A KNVB retirou Rob Dieperink da partida entre NEC e Go Ahead Eagles, segundo o jornal De Telegraaf. Ele deveria atuar como VAR na partida da VriendenLoterij Eredivisie, mas será substituído por Clay Ruperti. De acordo com a federação, a decisão foi tomada devido ao impacto da cobertura da mídia sobre sua prisão.
O árbitro holandês e oficial internacional de VAR foi detido após a partida da Conference League entre Crystal Palace e Fiorentina, em Londres, sob suspeita de três crimes, incluindo o abuso sexual de um menor. Entretanto, todas as acusações contra Dieperink foram arquivadas pela polícia londrina por falta de provas.

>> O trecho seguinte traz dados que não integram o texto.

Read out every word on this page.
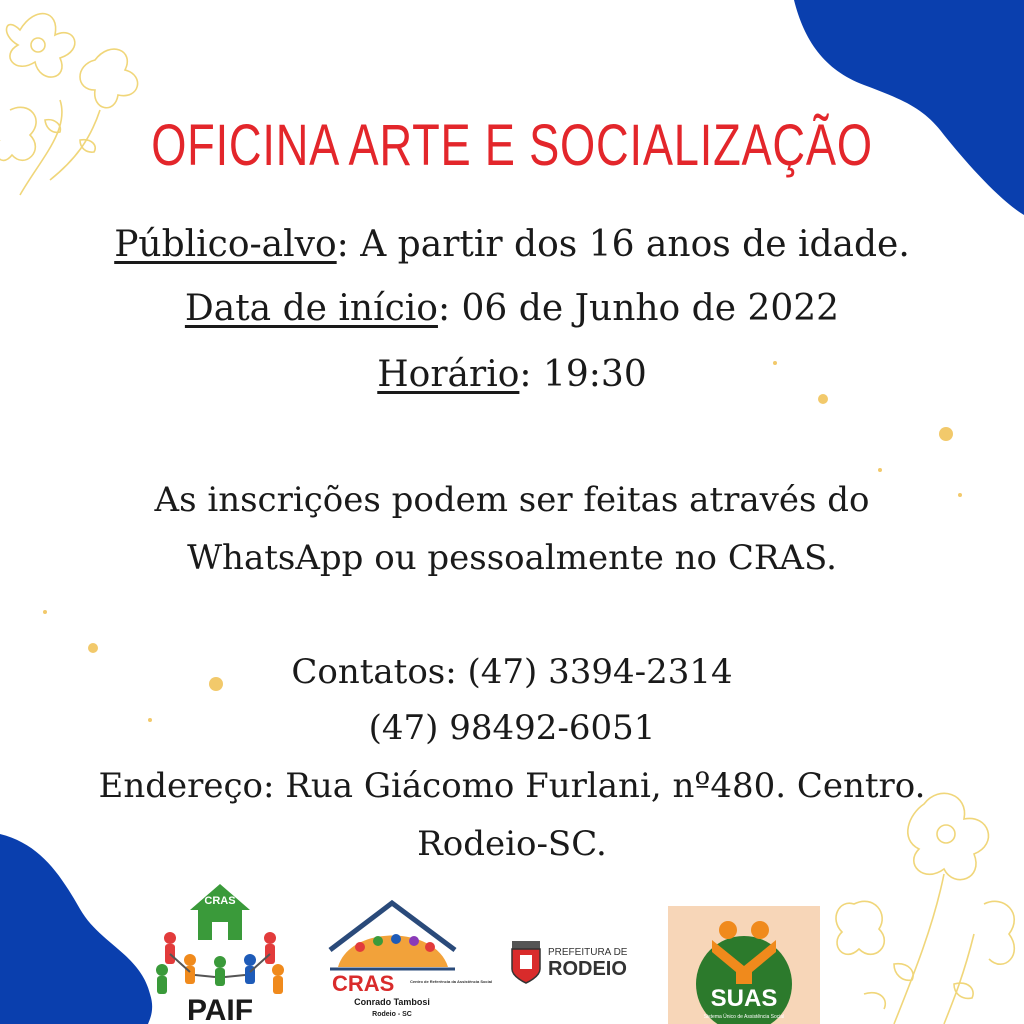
OFICINA ARTE E SOCIALIZAÇÃO
Público-alvo: A partir dos 16 anos de idade.
Data de início: 06 de Junho de 2022
Horário: 19:30
As inscrições podem ser feitas através do
WhatsApp ou pessoalmente no CRAS.
Contatos: (47) 3394-2314
(47) 98492-6051
Endereço: Rua Giácomo Furlani, nº480. Centro.
Rodeio-SC.
CRAS
PAIF
CRAS	Centro de Referência da Assistência Social
Conrado Tambosi
Rodeio - SC
PREFEITURA DE
RODEIO
SUAS
Sistema Único de Assistência Social
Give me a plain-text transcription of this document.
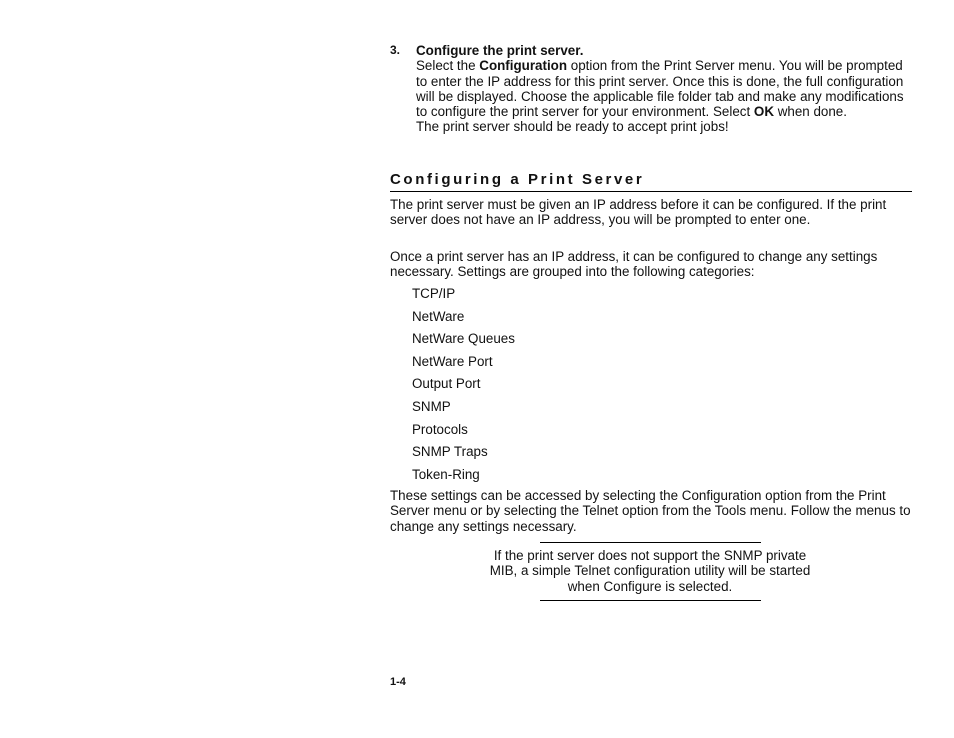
3. Configure the print server.

Select the Configuration option from the Print Server menu. You will be prompted to enter the IP address for this print server. Once this is done, the full configuration will be displayed. Choose the applicable file folder tab and make any modifications to configure the print server for your environment. Select OK when done.

The print server should be ready to accept print jobs!

Configuring a Print Server

The print server must be given an IP address before it can be configured. If the print server does not have an IP address, you will be prompted to enter one.

Once a print server has an IP address, it can be configured to change any settings necessary. Settings are grouped into the following categories:

TCP/IP
NetWare
NetWare Queues
NetWare Port
Output Port
SNMP
Protocols
SNMP Traps
Token-Ring

These settings can be accessed by selecting the Configuration option from the Print Server menu or by selecting the Telnet option from the Tools menu. Follow the menus to change any settings necessary.

If the print server does not support the SNMP private
MIB, a simple Telnet configuration utility will be started
when Configure is selected.

1-4
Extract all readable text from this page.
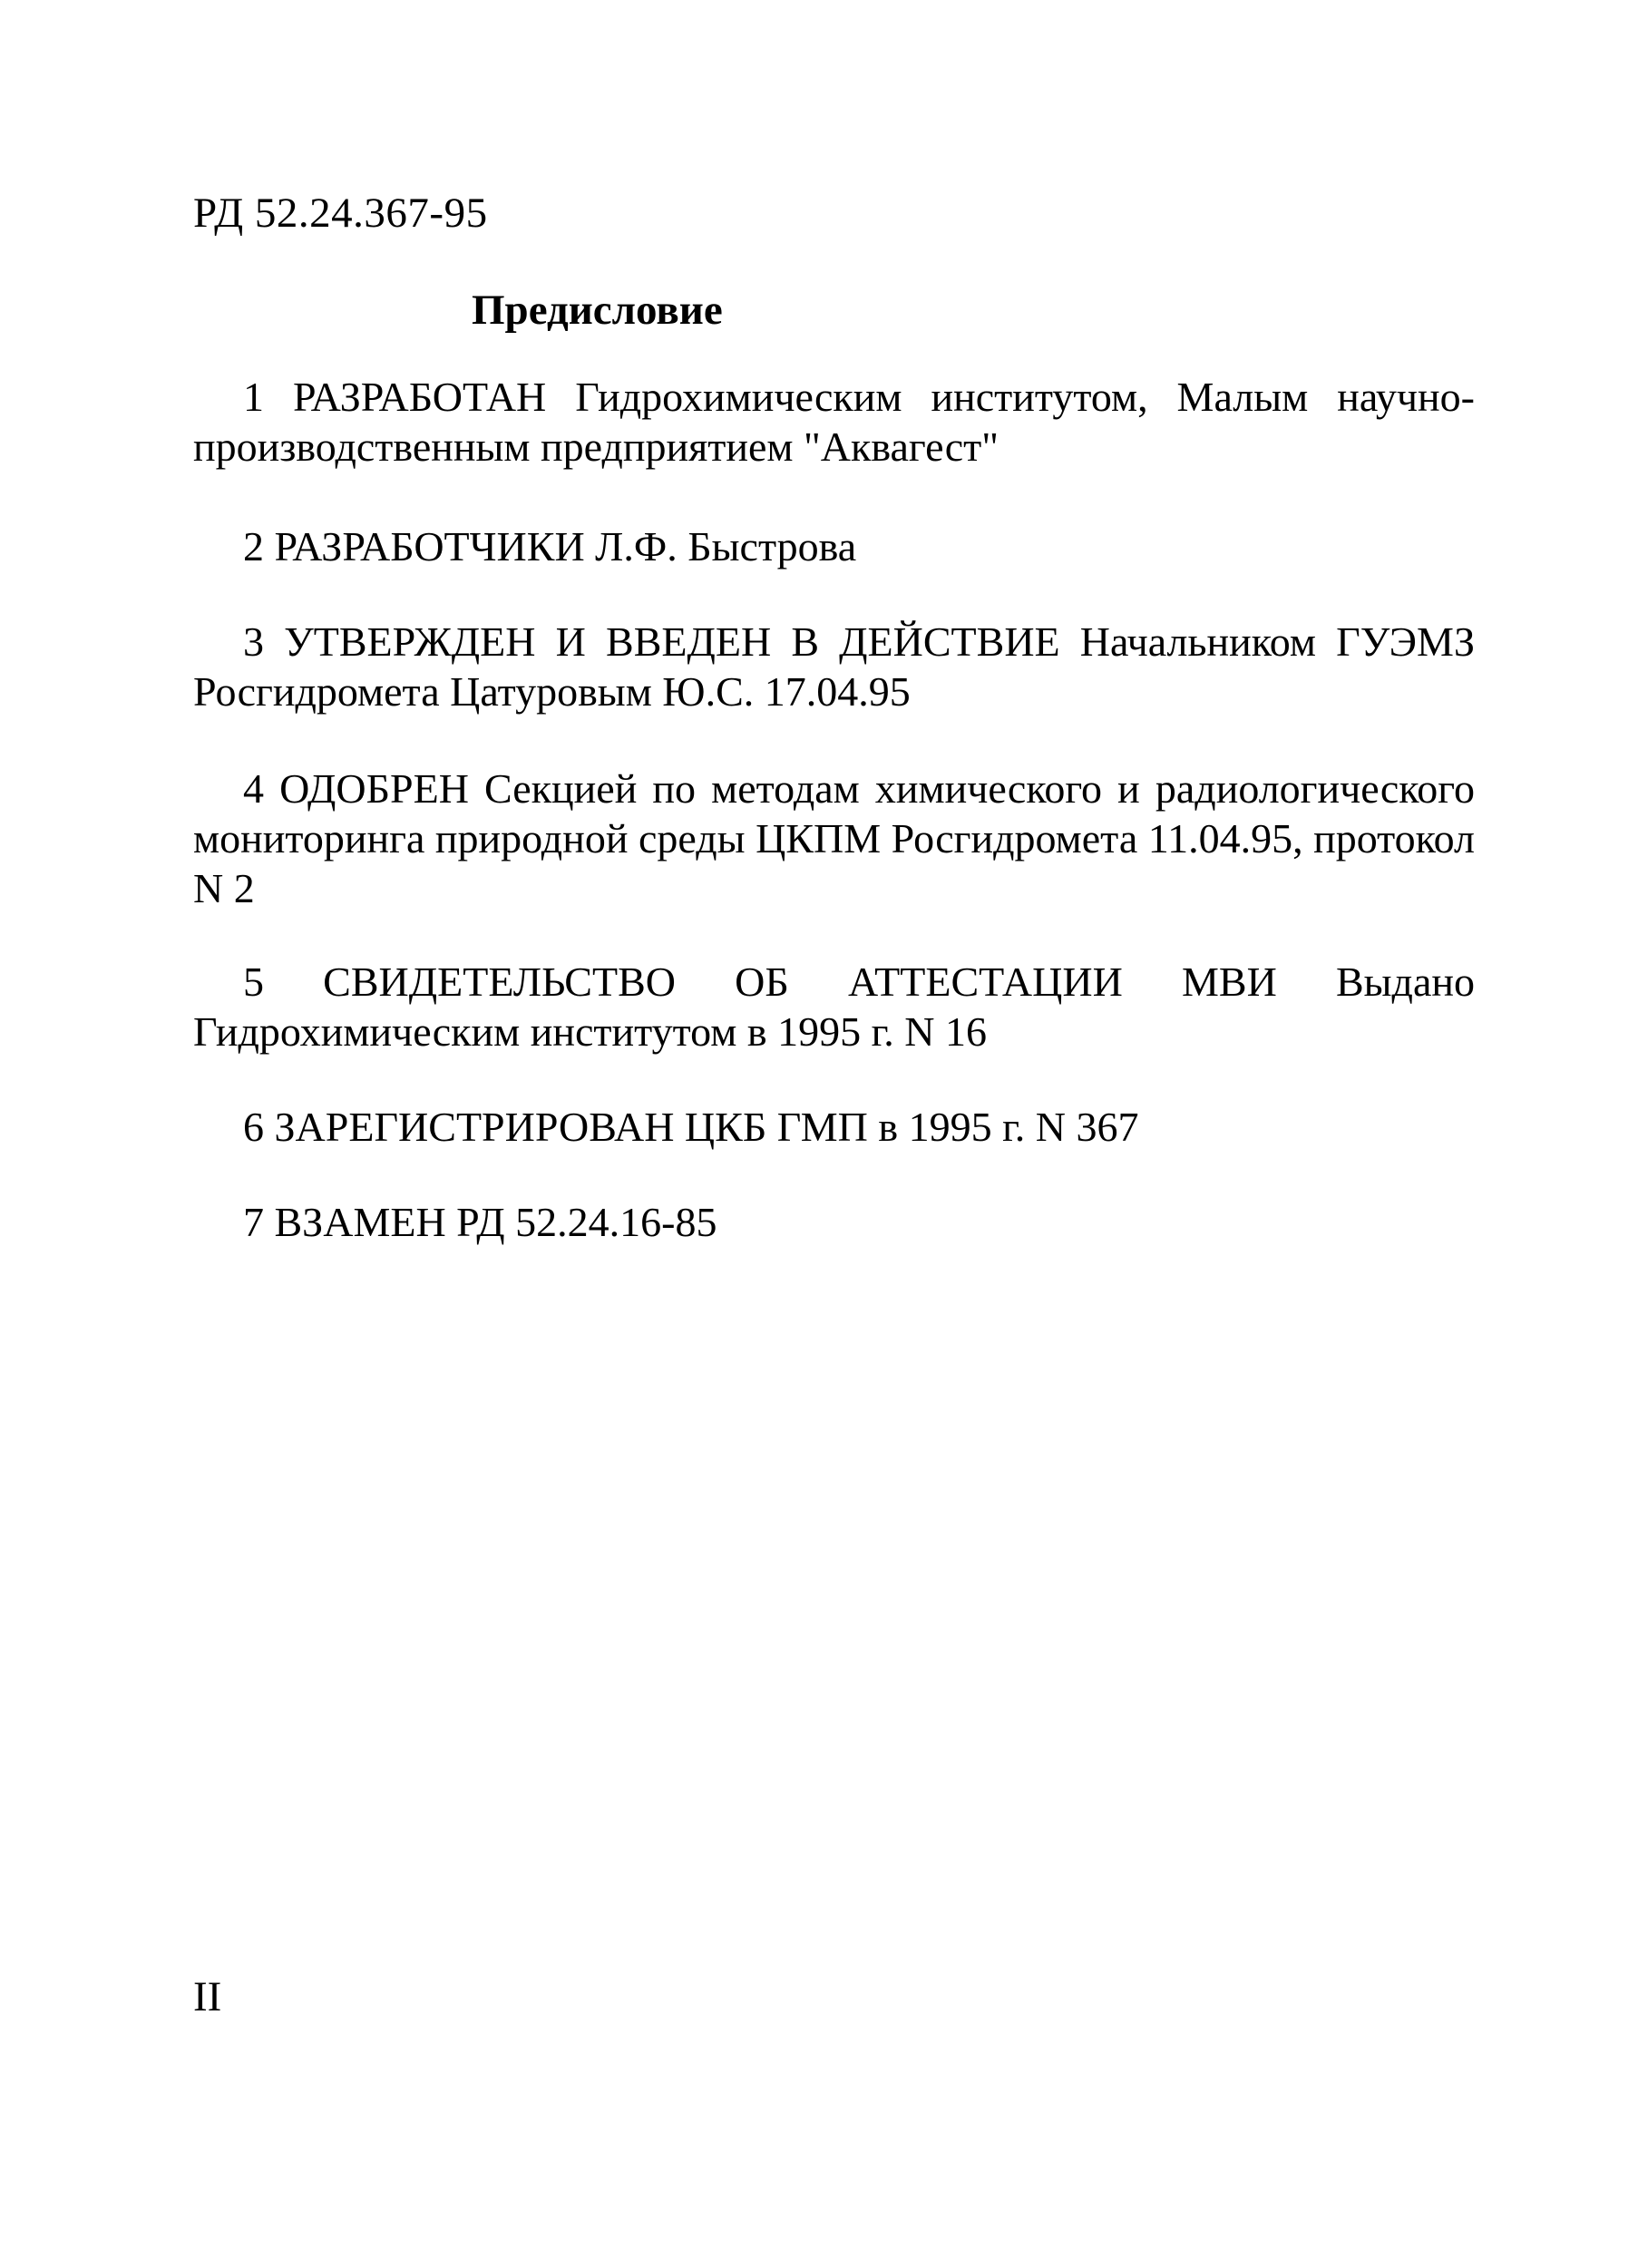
РД 52.24.367-95
Предисловие

1 РАЗРАБОТАН Гидрохимическим институтом, Малым научно-производственным предприятием "Аквагест"

2 РАЗРАБОТЧИКИ Л.Ф. Быстрова

3 УТВЕРЖДЕН И ВВЕДЕН В ДЕЙСТВИЕ Начальником ГУЭМЗ Росгидромета Цатуровым Ю.С. 17.04.95

4 ОДОБРЕН Секцией по методам химического и радиологического мониторинга природной среды ЦКПМ Росгидромета 11.04.95, протокол N 2

5 СВИДЕТЕЛЬСТВО ОБ АТТЕСТАЦИИ МВИ Выдано Гидрохимическим институтом в 1995 г. N 16

6 ЗАРЕГИСТРИРОВАН ЦКБ ГМП в 1995 г. N 367

7 ВЗАМЕН РД 52.24.16-85

II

A decisão da KNVB pode ser considerada surpreendente, já que a federação havia comunicado anteriormente ao De Telegraaf que não via motivo algum para retirar Dieperink da partida.
“Rob Dieperink cooperou plenamente desde o início e foi totalmente transparente com a KNVB. Com base em todas as informações disponíveis, não vemos motivo para não designá-lo para partidas do campeonato holandês”, afirmou a federação na sexta-feira.
Dieperink também se pronunciou sobre a situação. “Fico muito triste por ter sido acusado injustamente”, disse ele ao De Telegraaf. “As acusações foram refutadas e o caso foi arquivado após uma investigação adequada e minuciosa. É uma pena que a FIFA tenha decidido não me escalar mais para a Copa do Mundo.”
Dieperink atuou como VAR no dia 9 de abril, durante a partida das quartas de final entre Crystal Palace e Fiorentina. Segundo reportagem do The Sun, “um dirigente da UEFA” teria entrado em contato com um rapaz de 17 anos no hotel e tentado levá-lo para seu quarto. Além disso, teria ocorrido contato físico indesejado.
Durante a partida, o rapaz procurou a polícia. Ao retornar ao hotel, Dieperink foi preso na presença de outros funcionários da UEFA. O holandês foi levado para interrogatório e posteriormente liberado, enquanto a investigação continuava.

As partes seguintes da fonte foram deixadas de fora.